Reject with a clear error (for example, a 422 with the validation messages) rather than shipping a broken config downstream.
Escalate to a human for high-stakes paths.

Whatever you do, don't burn tokens hoping that attempt seven will magically work.

When to Use This (and When Not To)

Here's the simple test: can you write a function that returns true or false for your agent's output?

If yes, wire that function into a generate → validate → retry loop. Your validator already exists, you just haven't put it in the agent's feedback path yet:

JSON output? You already have a schema. Run jsonschema.validate().
SQL output? Run EXPLAIN — the database tells you if it parses.
Code output? Compile it. Run the tests. Those are your validators.
Terraform? terraform validate exists for exactly this reason.

If no – if "correct" is subjective (tone of an email, quality of a summary, persuasiveness of copy) — then you're back to reflection or human review.
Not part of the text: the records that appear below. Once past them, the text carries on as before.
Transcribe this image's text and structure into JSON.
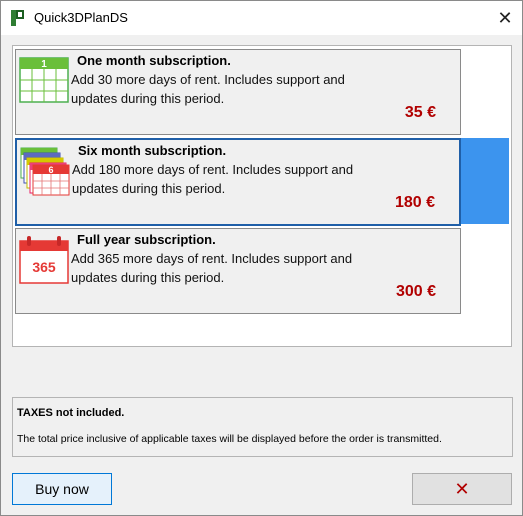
{
  "window": {
    "title": "Quick3DPlanDS",
    "close_glyph": "✕"
  },
  "subscriptions": [
    {
      "title": "One month subscription.",
      "description": "Add 30 more days of rent. Includes support and updates during this period.",
      "price": "35 €",
      "icon": "calendar-one-month-icon",
      "icon_label": "1",
      "selected": false
    },
    {
      "title": "Six month subscription.",
      "description": "Add 180 more days of rent. Includes support and updates during this period.",
      "price": "180 €",
      "icon": "calendar-six-month-icon",
      "icon_label": "6",
      "selected": true
    },
    {
      "title": "Full year subscription.",
      "description": "Add 365 more days of rent. Includes support and updates during this period.",
      "price": "300 €",
      "icon": "calendar-full-year-icon",
      "icon_label": "365",
      "selected": false
    }
  ],
  "taxes": {
    "title": "TAXES not included.",
    "text": "The total price inclusive of applicable taxes will be displayed before the order is transmitted."
  },
  "buttons": {
    "buy_label": "Buy now",
    "cancel_glyph": "✕"
  },
  "colors": {
    "price": "#b10000",
    "selection": "#3c94ee",
    "selection_border": "#1f5fa8"
  }
}
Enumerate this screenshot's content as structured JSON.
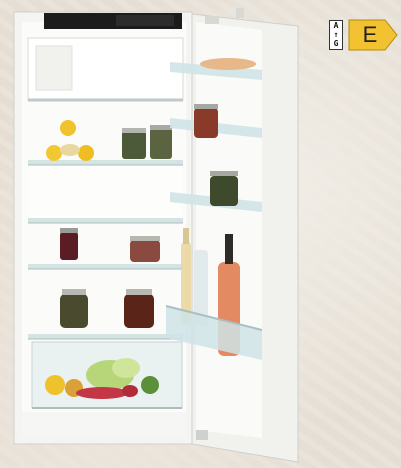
{
  "energy_label": {
    "scale_top": "A",
    "scale_arrow": "↑",
    "scale_bottom": "G",
    "energy_class": "E",
    "class_color": "#f2c230"
  },
  "colors": {
    "cabinet": "#f4f4f2",
    "control_panel": "#1c1c1c",
    "glass": "#cfe3e6"
  }
}
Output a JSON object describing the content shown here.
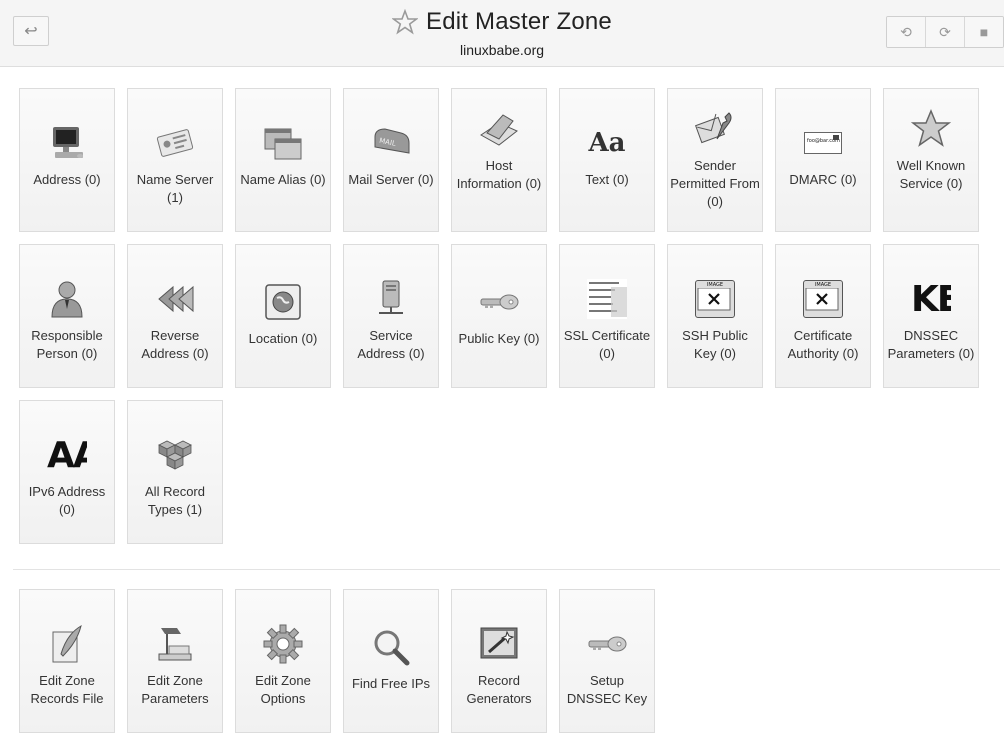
{
  "header": {
    "title": "Edit Master Zone",
    "subtitle": "linuxbabe.org",
    "back_symbol": "↩",
    "tools": [
      "⟲",
      "⟳",
      "■"
    ]
  },
  "records": [
    {
      "label": "Address (0)",
      "icon": "computer-icon"
    },
    {
      "label": "Name Server (1)",
      "icon": "id-card-icon"
    },
    {
      "label": "Name Alias (0)",
      "icon": "windows-icon"
    },
    {
      "label": "Mail Server (0)",
      "icon": "mailbox-icon"
    },
    {
      "label": "Host Information (0)",
      "icon": "book-icon"
    },
    {
      "label": "Text (0)",
      "icon": "text-aa-icon",
      "text": "Aa"
    },
    {
      "label": "Sender Permitted From (0)",
      "icon": "mail-wrench-icon"
    },
    {
      "label": "DMARC (0)",
      "icon": "email-card-icon",
      "text": "foo@bar.com"
    },
    {
      "label": "Well Known Service (0)",
      "icon": "star-icon"
    },
    {
      "label": "Responsible Person (0)",
      "icon": "person-icon"
    },
    {
      "label": "Reverse Address (0)",
      "icon": "rewind-icon"
    },
    {
      "label": "Location (0)",
      "icon": "globe-icon"
    },
    {
      "label": "Service Address (0)",
      "icon": "server-icon"
    },
    {
      "label": "Public Key (0)",
      "icon": "key-icon"
    },
    {
      "label": "SSL Certificate (0)",
      "icon": "certificate-icon"
    },
    {
      "label": "SSH Public Key (0)",
      "icon": "image-not-found-icon",
      "text": "IMAGE"
    },
    {
      "label": "Certificate Authority (0)",
      "icon": "image-not-found-icon",
      "text": "IMAGE"
    },
    {
      "label": "DNSSEC Parameters (0)",
      "icon": "ke-text-icon",
      "text": "KE"
    },
    {
      "label": "IPv6 Address (0)",
      "icon": "aa-text-icon",
      "text": "AA"
    },
    {
      "label": "All Record Types (1)",
      "icon": "cubes-icon"
    }
  ],
  "actions": [
    {
      "label": "Edit Zone Records File",
      "icon": "quill-icon"
    },
    {
      "label": "Edit Zone Parameters",
      "icon": "lamp-icon"
    },
    {
      "label": "Edit Zone Options",
      "icon": "gear-icon"
    },
    {
      "label": "Find Free IPs",
      "icon": "magnifier-icon"
    },
    {
      "label": "Record Generators",
      "icon": "wand-icon"
    },
    {
      "label": "Setup DNSSEC Key",
      "icon": "key-icon"
    }
  ]
}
That's fine. Reflection works for subjective quality. Reflection just doesn't work when there's a right answer and a wrong answer.

The Takeaway

Build the validator first and the agent second. Your validator IS your spec. It defines "correct" in machine-checkable terms. Once you have that, your agent becomes a simple loop with a deterministic exit condition, and you can reason about its reliability with real confidence instead of hoping your prompt is clever enough.

Stop asking LLMs to verify themselves for deterministic output. Give them a mirror that actually reflects reality.

All opinions are my own and don't represent my employer.